De Tweede of Nieuwe West-Indische Compagnie was evenals haar in 1674 failliet gegane voorgangster, de in 1621 opgerichte Eerste WIC, georganiseerd in vijf kamers: Amsterdam, de Maze (Rotterdam), Zeeland, het Noorderkwartier (Hoorn en Enkhuizen) en Stad en Lande (Groningen). De vijf kamers vaardigden gezamenlijk volgens een vaste verdeelsleutel negen vertegenwoordigers af die samen met een afgevaardigde van de Staten-Generaal het hoogste bestuurscollege, de Heren Tien, vormden. De tien bewindhebbers kwamen in de regel slechts eenmaal per jaar bijeen en stelden dan voor ieder van de vijf kamers het aantal uitredingen (scheepsreizen) vast, de zogenaamde 'toerbeurten'. Deze betroffen zowel slavenreizen als andere handelsmissies.

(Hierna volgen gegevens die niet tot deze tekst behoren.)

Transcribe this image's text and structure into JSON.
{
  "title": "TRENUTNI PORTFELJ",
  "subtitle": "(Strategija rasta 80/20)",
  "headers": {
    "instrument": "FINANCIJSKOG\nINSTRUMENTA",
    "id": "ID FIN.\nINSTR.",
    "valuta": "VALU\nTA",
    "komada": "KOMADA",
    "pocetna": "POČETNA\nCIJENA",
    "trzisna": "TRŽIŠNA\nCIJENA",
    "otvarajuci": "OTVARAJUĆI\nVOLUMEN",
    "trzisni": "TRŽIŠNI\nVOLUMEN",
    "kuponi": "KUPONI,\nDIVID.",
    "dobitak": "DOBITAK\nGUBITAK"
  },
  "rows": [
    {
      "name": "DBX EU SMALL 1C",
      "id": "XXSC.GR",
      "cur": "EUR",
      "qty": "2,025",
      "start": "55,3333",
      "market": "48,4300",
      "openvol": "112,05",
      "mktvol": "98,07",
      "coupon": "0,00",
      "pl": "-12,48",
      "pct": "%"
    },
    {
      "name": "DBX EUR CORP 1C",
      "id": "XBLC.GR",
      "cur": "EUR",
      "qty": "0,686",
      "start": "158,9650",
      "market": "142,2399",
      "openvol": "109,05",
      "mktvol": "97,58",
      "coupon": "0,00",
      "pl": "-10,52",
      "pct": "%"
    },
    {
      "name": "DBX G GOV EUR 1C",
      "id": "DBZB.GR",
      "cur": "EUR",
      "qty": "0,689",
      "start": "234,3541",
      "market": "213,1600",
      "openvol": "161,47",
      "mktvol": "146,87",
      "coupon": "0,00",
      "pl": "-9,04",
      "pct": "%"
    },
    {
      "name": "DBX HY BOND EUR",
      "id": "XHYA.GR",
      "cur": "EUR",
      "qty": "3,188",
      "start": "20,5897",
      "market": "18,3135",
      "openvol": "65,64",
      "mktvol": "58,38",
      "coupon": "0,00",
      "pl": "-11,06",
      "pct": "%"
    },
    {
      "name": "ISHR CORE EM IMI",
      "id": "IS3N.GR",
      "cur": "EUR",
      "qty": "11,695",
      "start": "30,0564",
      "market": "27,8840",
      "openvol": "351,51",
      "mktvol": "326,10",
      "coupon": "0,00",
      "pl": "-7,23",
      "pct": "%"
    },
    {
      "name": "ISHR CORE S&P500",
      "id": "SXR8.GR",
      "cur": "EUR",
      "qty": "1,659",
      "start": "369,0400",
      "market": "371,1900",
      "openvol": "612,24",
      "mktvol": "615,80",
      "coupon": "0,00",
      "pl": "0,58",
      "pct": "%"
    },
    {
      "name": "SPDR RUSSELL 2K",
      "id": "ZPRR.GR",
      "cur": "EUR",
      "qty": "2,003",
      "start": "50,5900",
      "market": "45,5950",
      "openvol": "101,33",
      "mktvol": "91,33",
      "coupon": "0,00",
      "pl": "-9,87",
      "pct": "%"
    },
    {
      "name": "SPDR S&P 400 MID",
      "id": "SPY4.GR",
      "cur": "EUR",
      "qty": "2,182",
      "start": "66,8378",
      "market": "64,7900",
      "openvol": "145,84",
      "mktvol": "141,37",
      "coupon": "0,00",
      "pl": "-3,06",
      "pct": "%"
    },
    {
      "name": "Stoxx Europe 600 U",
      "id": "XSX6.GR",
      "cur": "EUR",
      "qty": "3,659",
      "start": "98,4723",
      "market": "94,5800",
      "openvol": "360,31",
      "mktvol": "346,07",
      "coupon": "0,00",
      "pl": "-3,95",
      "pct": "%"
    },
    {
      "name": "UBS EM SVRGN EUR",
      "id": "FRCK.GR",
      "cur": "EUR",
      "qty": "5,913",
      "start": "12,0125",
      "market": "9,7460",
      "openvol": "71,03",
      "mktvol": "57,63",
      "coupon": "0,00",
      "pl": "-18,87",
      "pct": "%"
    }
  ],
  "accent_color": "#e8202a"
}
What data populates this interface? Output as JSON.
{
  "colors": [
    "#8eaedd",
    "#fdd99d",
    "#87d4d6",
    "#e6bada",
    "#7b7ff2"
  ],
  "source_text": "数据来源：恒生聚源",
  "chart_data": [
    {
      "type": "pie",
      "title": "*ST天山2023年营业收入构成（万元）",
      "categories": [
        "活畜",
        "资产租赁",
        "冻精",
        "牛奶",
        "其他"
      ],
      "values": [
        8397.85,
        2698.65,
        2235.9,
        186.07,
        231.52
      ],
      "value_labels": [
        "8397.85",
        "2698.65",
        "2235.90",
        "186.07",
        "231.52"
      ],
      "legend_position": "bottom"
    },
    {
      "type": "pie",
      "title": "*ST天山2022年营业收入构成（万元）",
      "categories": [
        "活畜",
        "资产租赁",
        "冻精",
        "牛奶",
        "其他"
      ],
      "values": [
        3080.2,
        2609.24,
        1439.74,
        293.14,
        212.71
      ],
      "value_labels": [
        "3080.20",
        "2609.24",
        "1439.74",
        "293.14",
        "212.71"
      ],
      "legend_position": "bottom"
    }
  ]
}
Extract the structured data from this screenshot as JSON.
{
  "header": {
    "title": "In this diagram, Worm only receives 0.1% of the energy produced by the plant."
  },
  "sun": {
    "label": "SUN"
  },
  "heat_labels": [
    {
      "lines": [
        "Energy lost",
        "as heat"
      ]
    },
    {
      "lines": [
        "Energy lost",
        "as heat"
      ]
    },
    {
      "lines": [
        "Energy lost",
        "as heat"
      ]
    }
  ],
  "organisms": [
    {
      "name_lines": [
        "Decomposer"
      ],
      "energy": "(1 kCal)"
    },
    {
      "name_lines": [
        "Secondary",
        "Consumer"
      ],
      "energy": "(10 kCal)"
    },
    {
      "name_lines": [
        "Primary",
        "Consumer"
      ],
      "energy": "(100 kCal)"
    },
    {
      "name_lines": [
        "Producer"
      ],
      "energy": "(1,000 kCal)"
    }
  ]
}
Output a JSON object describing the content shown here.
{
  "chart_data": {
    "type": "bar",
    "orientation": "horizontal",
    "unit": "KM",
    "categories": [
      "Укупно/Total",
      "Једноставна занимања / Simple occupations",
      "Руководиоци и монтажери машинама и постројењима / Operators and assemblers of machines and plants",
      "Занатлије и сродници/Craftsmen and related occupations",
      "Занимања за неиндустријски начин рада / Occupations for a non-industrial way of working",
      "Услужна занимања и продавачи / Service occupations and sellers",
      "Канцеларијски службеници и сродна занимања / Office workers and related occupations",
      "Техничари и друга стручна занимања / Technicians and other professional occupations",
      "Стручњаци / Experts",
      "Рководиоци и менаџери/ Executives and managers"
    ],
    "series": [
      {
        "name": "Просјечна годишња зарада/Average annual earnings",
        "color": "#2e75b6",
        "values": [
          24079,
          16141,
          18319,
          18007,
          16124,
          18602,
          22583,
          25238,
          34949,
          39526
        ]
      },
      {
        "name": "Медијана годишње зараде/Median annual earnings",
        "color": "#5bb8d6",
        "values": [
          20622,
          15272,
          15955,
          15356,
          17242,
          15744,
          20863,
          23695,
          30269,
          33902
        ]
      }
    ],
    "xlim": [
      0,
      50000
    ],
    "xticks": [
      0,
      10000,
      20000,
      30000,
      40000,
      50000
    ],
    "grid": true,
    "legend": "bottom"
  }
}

Er werd daarbij precies bepaald welke waarde de mee te nemen handelsgoederen (het cargasoen) zouden hebben, hoeveel slaven dienden te worden ingekocht, waar dit op de Afrikaanse kust moest gebeuren en uiteindelijk waar in Amerika het slaventransport (het armasoen) moest worden afgeleverd. De slavenhandel vormde een belangrijke activiteit van de WIC. Bijna de helft van het totale aantal schepen dat de Compagnie tussen 1674 en 1740 uitreedde was bestemd voor slaventransport. Tot 1730 bezat de WIC in de Republiek het monopolie op de slavenhandel. Particuliere schepen die dit monopolie ontdoken, zogenaamde "lorrendraaiers", werden wanneer zij werden betrapt opgebracht en met hun lading verbeurd verklaard.